C’est une vidéo simple, mais efficace : Guanguan, comme se dit ce youtubeur chinois, se filme au Xinjiang, sur les traces des camps de rééducation dont il a entendu parler dans les médias occidentaux. Selon les décomptes d’ONG et de chercheurs, plus d’un million de membres de la minorité musulmane ouïghoure ont été internés depuis 2017 à « Camps de rééducation », bientôt renommé « Centres de formation professionnelle ». En 2020, il décide d’aller voir par lui-même : « En raison des restrictions du gouvernement chinois, il est très difficile pour les journalistes étrangers de faire des reportages et des interviews au Xinjiang. Alors je me suis dit : les journalistes étrangers ne peuvent pas y aller, mais je peux ! « , explique le blogueur, la trentaine, cheveux longs, dans un segment d’introduction.

En effet, contrairement au Tibet, les journalistes étrangers peuvent se rendre au Xinjiang, mais il est en effet difficile d’y mener des enquêtes sans être rapidement restreints par la police. Guanguan, quant à lui, peut prétendre être un touriste et parcourir la région autonome du nord-ouest de la Chine. Et voici le « vlogueur » (vidéo blogueur) en route, avec un objectif : se rendre aux points GPS identifiés par les chercheurs, où se trouvent des camps de rééducation, des centres de détention ou des prisons. Pour ce faire, Guanguan s’appuie notamment sur les coordonnées GPS de 260 lieux de détention répertoriés par une enquête du média américain. Buzzfeed, lauréat du prix Pulitzer en 2021. Cette recherche combine des images satellites et des informations collectées en ligne pour identifier ces lieux, dont beaucoup n’apparaissent pas sur les cartes chinoises.
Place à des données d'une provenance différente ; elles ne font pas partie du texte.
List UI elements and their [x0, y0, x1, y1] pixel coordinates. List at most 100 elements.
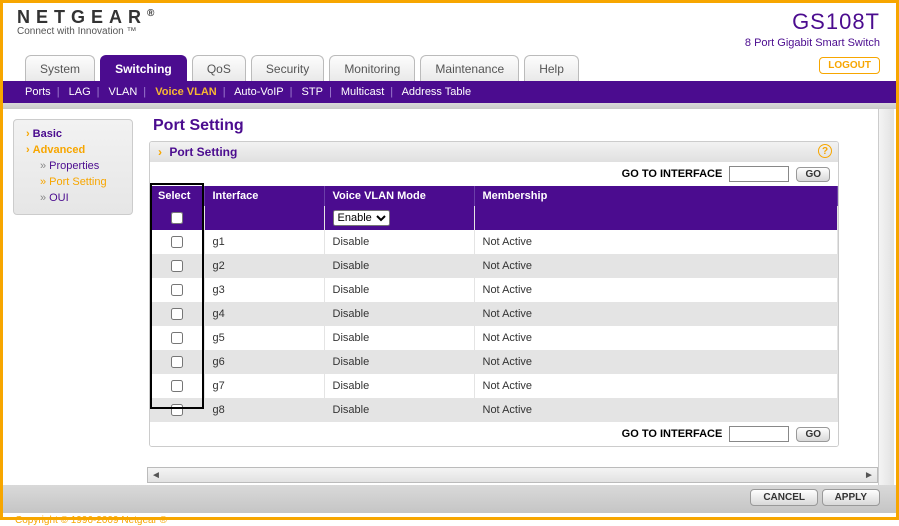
row-checkbox[interactable]	[171, 236, 183, 248]
table-row: g8DisableNot Active	[150, 398, 838, 422]
main-panel: Port Setting Port Setting ? GO TO INTERF…	[137, 109, 896, 485]
row-checkbox[interactable]	[171, 356, 183, 368]
tab-qos[interactable]: QoS	[192, 55, 246, 81]
scroll-left-icon[interactable]: ◄	[148, 470, 164, 481]
row-checkbox[interactable]	[171, 332, 183, 344]
sidebar-oui[interactable]: OUI	[34, 190, 126, 206]
cell-membership: Not Active	[474, 254, 838, 278]
cell-mode: Disable	[324, 302, 474, 326]
table-row: g7DisableNot Active	[150, 374, 838, 398]
subtab-vlan[interactable]: VLAN	[109, 86, 138, 98]
cell-mode: Disable	[324, 230, 474, 254]
content-area: Basic Advanced Properties Port Setting O…	[3, 109, 896, 485]
go-button-bottom[interactable]: GO	[796, 427, 830, 442]
cell-interface: g3	[204, 278, 324, 302]
select-all-checkbox[interactable]	[171, 212, 183, 224]
subtab-address-table[interactable]: Address Table	[402, 86, 472, 98]
subtab-stp[interactable]: STP	[302, 86, 323, 98]
cell-mode: Disable	[324, 374, 474, 398]
tab-monitoring[interactable]: Monitoring	[329, 55, 415, 81]
cell-interface: g4	[204, 302, 324, 326]
row-checkbox[interactable]	[171, 404, 183, 416]
go-button-top[interactable]: GO	[796, 167, 830, 182]
cell-membership: Not Active	[474, 350, 838, 374]
app-window: NETGEAR® Connect with Innovation ™ GS108…	[0, 0, 899, 520]
main-tabs: System Switching QoS Security Monitoring…	[3, 55, 896, 81]
cell-membership: Not Active	[474, 398, 838, 422]
cell-mode: Disable	[324, 350, 474, 374]
table-row: g1DisableNot Active	[150, 230, 838, 254]
cell-interface: g8	[204, 398, 324, 422]
scroll-right-icon[interactable]: ►	[861, 470, 877, 481]
help-icon[interactable]: ?	[818, 144, 832, 158]
header: NETGEAR® Connect with Innovation ™ GS108…	[3, 3, 896, 55]
goto-input-bottom[interactable]	[729, 426, 789, 442]
cancel-button[interactable]: CANCEL	[750, 489, 818, 506]
model-code: GS108T	[745, 9, 880, 35]
col-mode: Voice VLAN Mode	[324, 186, 474, 206]
tab-security[interactable]: Security	[251, 55, 324, 81]
goto-label-top: GO TO INTERFACE	[622, 168, 723, 180]
logout-button[interactable]: LOGOUT	[819, 57, 880, 74]
cell-membership: Not Active	[474, 278, 838, 302]
cell-interface: g5	[204, 326, 324, 350]
cell-mode: Disable	[324, 326, 474, 350]
sidebar-box: Basic Advanced Properties Port Setting O…	[13, 119, 133, 215]
model-block: GS108T 8 Port Gigabit Smart Switch	[745, 9, 880, 49]
cell-membership: Not Active	[474, 326, 838, 350]
goto-row-bottom: GO TO INTERFACE GO	[150, 422, 838, 446]
subtab-multicast[interactable]: Multicast	[341, 86, 384, 98]
brand-block: NETGEAR® Connect with Innovation ™	[17, 7, 154, 37]
port-table: Select Interface Voice VLAN Mode Members…	[150, 186, 838, 422]
subtab-voice-vlan[interactable]: Voice VLAN	[155, 86, 217, 98]
cell-mode: Disable	[324, 254, 474, 278]
page-title: Port Setting	[153, 117, 878, 135]
subtab-lag[interactable]: LAG	[69, 86, 91, 98]
mode-select[interactable]: Enable	[333, 210, 390, 226]
table-row: g5DisableNot Active	[150, 326, 838, 350]
table-row: g6DisableNot Active	[150, 350, 838, 374]
tab-switching[interactable]: Switching	[100, 55, 187, 81]
sidebar: Basic Advanced Properties Port Setting O…	[3, 109, 137, 485]
tab-help[interactable]: Help	[524, 55, 579, 81]
cell-interface: g2	[204, 254, 324, 278]
sidebar-advanced[interactable]: Advanced	[20, 142, 126, 158]
row-checkbox[interactable]	[171, 260, 183, 272]
cell-membership: Not Active	[474, 302, 838, 326]
row-checkbox[interactable]	[171, 284, 183, 296]
sidebar-properties[interactable]: Properties	[34, 158, 126, 174]
vertical-scrollbar[interactable]	[878, 109, 894, 485]
goto-row-top: GO TO INTERFACE GO	[150, 162, 838, 186]
sidebar-advanced-sub: Properties Port Setting OUI	[20, 158, 126, 206]
cell-membership: Not Active	[474, 230, 838, 254]
sidebar-basic[interactable]: Basic	[20, 126, 126, 142]
cell-mode: Disable	[324, 278, 474, 302]
panel-title: Port Setting ?	[150, 142, 838, 162]
edit-row: Enable	[150, 206, 838, 230]
subtab-ports[interactable]: Ports	[25, 86, 51, 98]
sidebar-port-setting[interactable]: Port Setting	[34, 174, 126, 190]
horizontal-scrollbar[interactable]: ◄ ►	[147, 467, 878, 483]
cell-interface: g1	[204, 230, 324, 254]
cell-membership: Not Active	[474, 374, 838, 398]
cell-interface: g6	[204, 350, 324, 374]
table-row: g4DisableNot Active	[150, 302, 838, 326]
row-checkbox[interactable]	[171, 380, 183, 392]
brand-tagline: Connect with Innovation ™	[17, 26, 154, 37]
sub-tabs: Ports| LAG| VLAN| Voice VLAN| Auto-VoIP|…	[3, 81, 896, 103]
tab-maintenance[interactable]: Maintenance	[420, 55, 519, 81]
brand-name: NETGEAR®	[17, 7, 154, 28]
subtab-auto-voip[interactable]: Auto-VoIP	[234, 86, 284, 98]
apply-button[interactable]: APPLY	[822, 489, 880, 506]
footer-bar: CANCEL APPLY	[3, 485, 896, 513]
row-checkbox[interactable]	[171, 308, 183, 320]
col-interface: Interface	[204, 186, 324, 206]
cell-mode: Disable	[324, 398, 474, 422]
col-select: Select	[150, 186, 204, 206]
goto-input-top[interactable]	[729, 166, 789, 182]
panel-title-text: Port Setting	[169, 145, 237, 159]
tab-system[interactable]: System	[25, 55, 95, 81]
model-desc: 8 Port Gigabit Smart Switch	[745, 37, 880, 49]
cell-interface: g7	[204, 374, 324, 398]
table-row: g3DisableNot Active	[150, 278, 838, 302]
« Crimes contre l’humanité »

A Hami, ville connue pour ses melons située à l’ouest d’Urumqi, la capitale régionale, Guanguan est contrôlé à la sortie de l’autoroute, et a la surprise de voir un deuxième poste de contrôle sur une route de campagne. Mais la police, occupée à contrôler un camion, ne s’intéresse pas à son véhicule en provenance d’une autre province et conduit par un Han, l’ethnie majoritaire en Chine. Il s’arrête au bord d’un champ de coton en fleurs, près d’un bâtiment gris qu’il filme avec un zoom puissant. Mais, sans s’en approcher, il ne peut en confirmer la nature.

Plus loin, il passe devant un camp de désintoxication forcée pour toxicomanes, avec des barreaux aux fenêtres et des barbelés, puis le Centre de détention n°13, selon la plaque métallique à l’entrée du bâtiment. Le lendemain, dans le comté autonome kazakh de Mori, Guanguan filme un centre de détention, entouré de hauts murs et de tours de guet, et un « Centre d’enseignement et de formation agricoles ». Les murs d’enceinte sont également surmontés de barbelés.